The University of Montana kicked off the tax season last Saturday, as finance students assisted 88 Missoula residents in filing their taxes, for free.
Over 25 years ago UM's finance program paired with the IRS to bring a free tax filing service to the University of Montana through the Volunteer Income Tax Assistance Program. The University's VITA program, made up of about 40 volunteers, offers free tax filing to members of the community with a yearly income of $50,000 or less.
Ryan Hystad, a second year VITA volunteer and Master's of Accountancy student, found fulfilment through the program.
“I signed up thinking ‘volunteering and income tax on my Saturdays?'" he said. "But once I did it I just had a lot of fun.”
Hystad, who is now serving as a coordinator for the program, said he understands people’s need to find an affordable yet reliable way to do taxes.

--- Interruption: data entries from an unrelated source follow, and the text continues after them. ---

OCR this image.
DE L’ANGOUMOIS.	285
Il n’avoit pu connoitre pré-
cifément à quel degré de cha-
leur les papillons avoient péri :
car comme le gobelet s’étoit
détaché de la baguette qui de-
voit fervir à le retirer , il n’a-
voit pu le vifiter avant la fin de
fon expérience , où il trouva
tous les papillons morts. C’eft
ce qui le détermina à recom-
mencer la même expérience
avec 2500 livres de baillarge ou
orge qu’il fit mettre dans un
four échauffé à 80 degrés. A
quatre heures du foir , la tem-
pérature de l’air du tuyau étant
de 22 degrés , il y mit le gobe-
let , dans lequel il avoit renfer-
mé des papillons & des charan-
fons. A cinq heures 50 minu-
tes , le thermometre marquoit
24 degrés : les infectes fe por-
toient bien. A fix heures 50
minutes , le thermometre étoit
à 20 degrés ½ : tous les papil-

“I’ve been in situations where I am just scrounging for change in my couch and I’m barely making rent,” Hystad said. “I know saving someone even just a 100 bucks or something is just huge."
Kent Swift, a UM tax professor, said students who plan to volunteer with VITA come into tax season prepared, having taken classes and IRS standard exams.

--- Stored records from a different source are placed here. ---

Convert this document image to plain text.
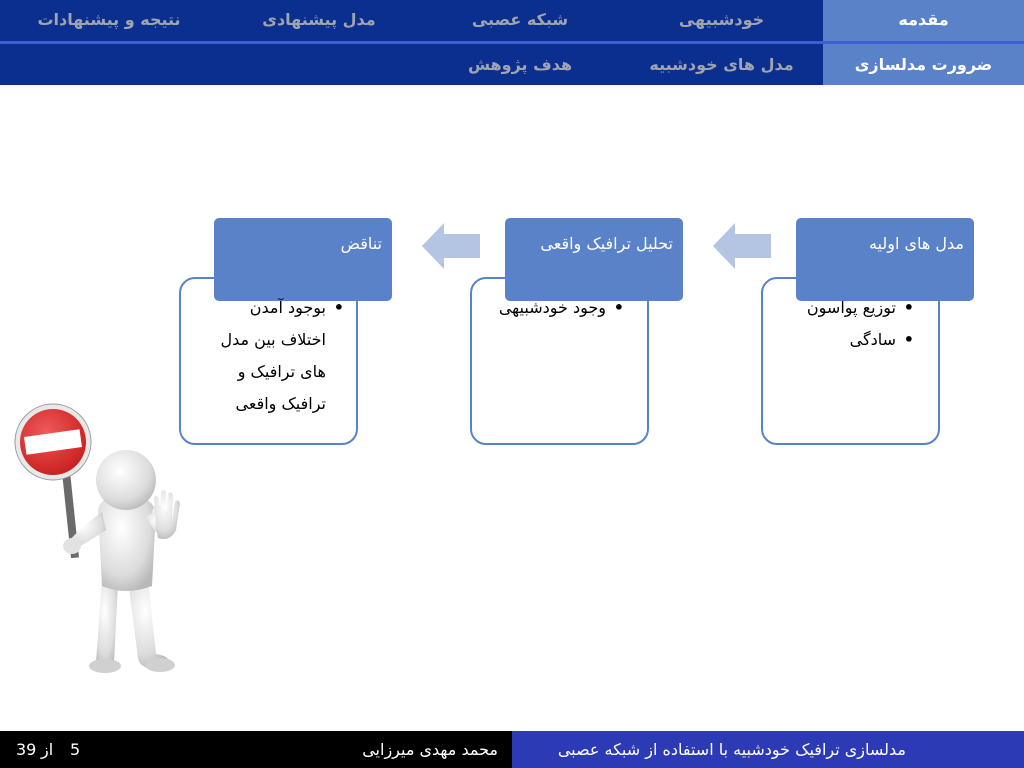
مقدمه
خودشبیهی
شبکه عصبی
مدل پیشنهادی
نتیجه و پیشنهادات
ضرورت مدلسازی
مدل های خودشبیه
هدف پژوهش
مدل های اولیه
• توزیع پواسون
• سادگی
تحلیل ترافیک واقعی
• وجود خودشبیهی
تناقض
• بوجود آمدن اختلاف بین مدل های ترافیک و ترافیک واقعی
محمد مهدی میرزایی
39 از 5	مدلسازی ترافیک خودشبیه با استفاده از شبکه عصبی
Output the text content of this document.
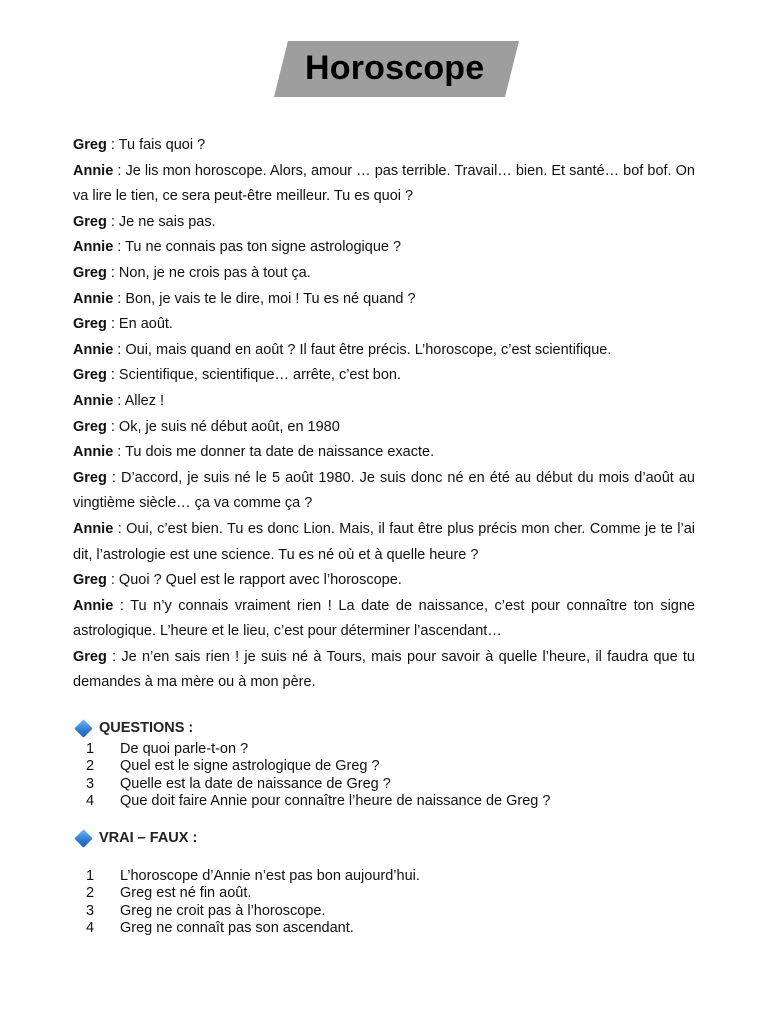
Horoscope

Greg : Tu fais quoi ?

Annie : Je lis mon horoscope. Alors, amour … pas terrible. Travail… bien. Et santé… bof bof. On va lire le tien, ce sera peut-être meilleur. Tu es quoi ?

Greg : Je ne sais pas.

Annie : Tu ne connais pas ton signe astrologique ?

Greg : Non, je ne crois pas à tout ça.

Annie : Bon, je vais te le dire, moi ! Tu es né quand ?

Greg : En août.

Annie : Oui, mais quand en août ? Il faut être précis. L’horoscope, c’est scientifique.

Greg : Scientifique, scientifique… arrête, c’est bon.

Annie : Allez !

Greg : Ok, je suis né début août, en 1980

Annie : Tu dois me donner ta date de naissance exacte.

Greg : D’accord, je suis né le 5 août 1980. Je suis donc né en été au début du mois d’août au vingtième siècle… ça va comme ça ?

Annie : Oui, c’est bien. Tu es donc Lion. Mais, il faut être plus précis mon cher. Comme je te l’ai dit, l’astrologie est une science. Tu es né où et à quelle heure ?

Greg : Quoi ? Quel est le rapport avec l’horoscope.

Annie : Tu n’y connais vraiment rien ! La date de naissance, c’est pour connaître ton signe astrologique. L’heure et le lieu, c’est pour déterminer l’ascendant…

Greg : Je n’en sais rien ! je suis né à Tours, mais pour savoir à quelle l’heure, il faudra que tu demandes à ma mère ou à mon père.

QUESTIONS :
1	De quoi parle-t-on ?
2	Quel est le signe astrologique de Greg ?
3	Quelle est la date de naissance de Greg ?
4	Que doit faire Annie pour connaître l’heure de naissance de Greg ?
VRAI – FAUX :
1	L’horoscope d’Annie n’est pas bon aujourd’hui.
2	Greg est né fin août.
3	Greg ne croit pas à l’horoscope.
4	Greg ne connaît pas son ascendant.
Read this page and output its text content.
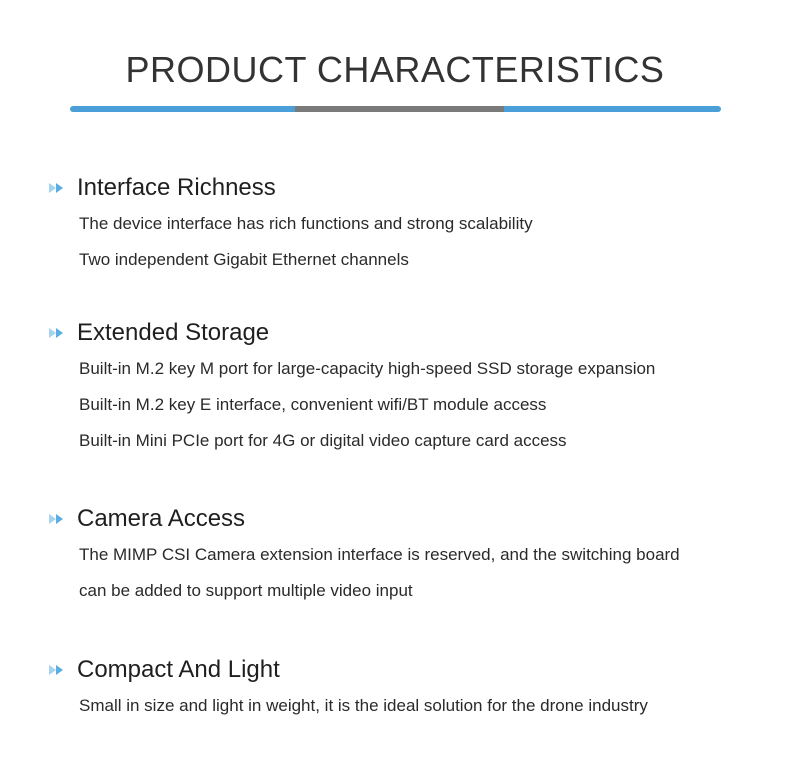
PRODUCT CHARACTERISTICS
Interface Richness
The device interface has rich functions and strong scalability
Two independent Gigabit Ethernet channels
Extended Storage
Built-in M.2 key M port for large-capacity high-speed SSD storage expansion
Built-in M.2 key E interface, convenient wifi/BT module access
Built-in Mini PCIe port for 4G or digital video capture card access
Camera Access
The MIMP CSI Camera extension interface is reserved, and the switching board
can be added to support multiple video input
Compact And Light
Small in size and light in weight, it is the ideal solution for the drone industry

Swift said the VITA program at UM is very sophisticated because of the training students receive, along with the dedication Clem Lockman, a certified public accountant who runs the program.

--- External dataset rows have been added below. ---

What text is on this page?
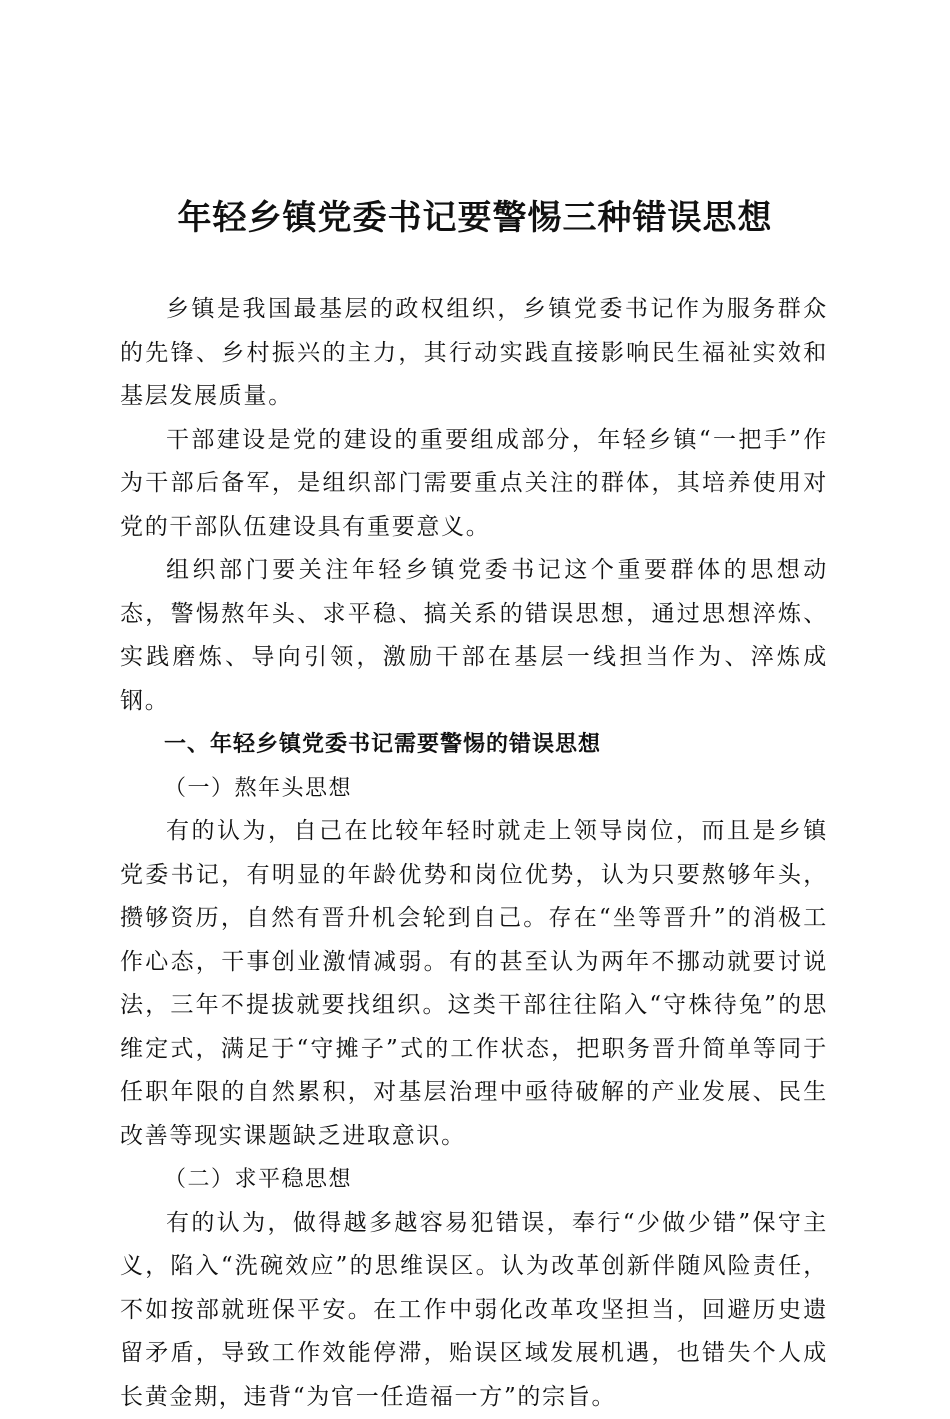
年轻乡镇党委书记要警惕三种错误思想

乡镇是我国最基层的政权组织，乡镇党委书记作为服务群众的先锋、乡村振兴的主力，其行动实践直接影响民生福祉实效和基层发展质量。

干部建设是党的建设的重要组成部分，年轻乡镇“一把手”作为干部后备军，是组织部门需要重点关注的群体，其培养使用对党的干部队伍建设具有重要意义。

组织部门要关注年轻乡镇党委书记这个重要群体的思想动态，警惕熬年头、求平稳、搞关系的错误思想，通过思想淬炼、实践磨炼、导向引领，激励干部在基层一线担当作为、淬炼成钢。

一、年轻乡镇党委书记需要警惕的错误思想

（一）熬年头思想

有的认为，自己在比较年轻时就走上领导岗位，而且是乡镇党委书记，有明显的年龄优势和岗位优势，认为只要熬够年头，攒够资历，自然有晋升机会轮到自己。存在“坐等晋升”的消极工作心态，干事创业激情减弱。有的甚至认为两年不挪动就要讨说法，三年不提拔就要找组织。这类干部往往陷入“守株待兔”的思维定式，满足于“守摊子”式的工作状态，把职务晋升简单等同于任职年限的自然累积，对基层治理中亟待破解的产业发展、民生改善等现实课题缺乏进取意识。

（二）求平稳思想

有的认为，做得越多越容易犯错误，奉行“少做少错”保守主义，陷入“洗碗效应”的思维误区。认为改革创新伴随风险责任，不如按部就班保平安。在工作中弱化改革攻坚担当，回避历史遗留矛盾，导致工作效能停滞，贻误区域发展机遇，也错失个人成长黄金期，违背“为官一任造福一方”的宗旨。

“Our program is kind of a model program in the US, because Clem sets such a high standard,” Swift said.
Ashlee Wehage, a VITA volunteer, said she is nervous for her first day on the job this weekend, but knows she is in good hands with Lockman.
“When you get an answer wrong on a test it’s like oops you do better next time, but this time its real people’s taxes,” she said. “But, it’s reassuring that the first Saturday you volunteer you have two people review the return you do. Clem, if you have any questions at all, always helps you out.”
VITA has continued to grow at UM, with about a million dollars in returns going into the community in each year, Swift said.
“It benefits everyone," he said. "The students benefit because they get some practical experience doing what they may do when they graduate, and the community gets this free service.”
Volunteers must work 10 hours, but most do much more than that.
Hystad said he was very impressed with the volunteers last Saturday, as this was their first true experience.
"In the morning everyone had his deer in the headlights look, and by 1:30 they've asked so many questions and learned so much already that they are doing returns by themselves," Hystad said.
Hystad said VITA also does other work within the community. One way in which VITA gets involved is by volunteering with a group home of teenage mothers to teach them things to be aware of, what to keep for records and other basic tax knowledge.
VITA will continue to run tax services every Saturday until March 8, with additional hours for international student tax help, a new service offered by the program. Customers are taken on a first come first serve basis from 9 a.m. to 4 p.m. in room 209 of UM’s Gallagher Business Building.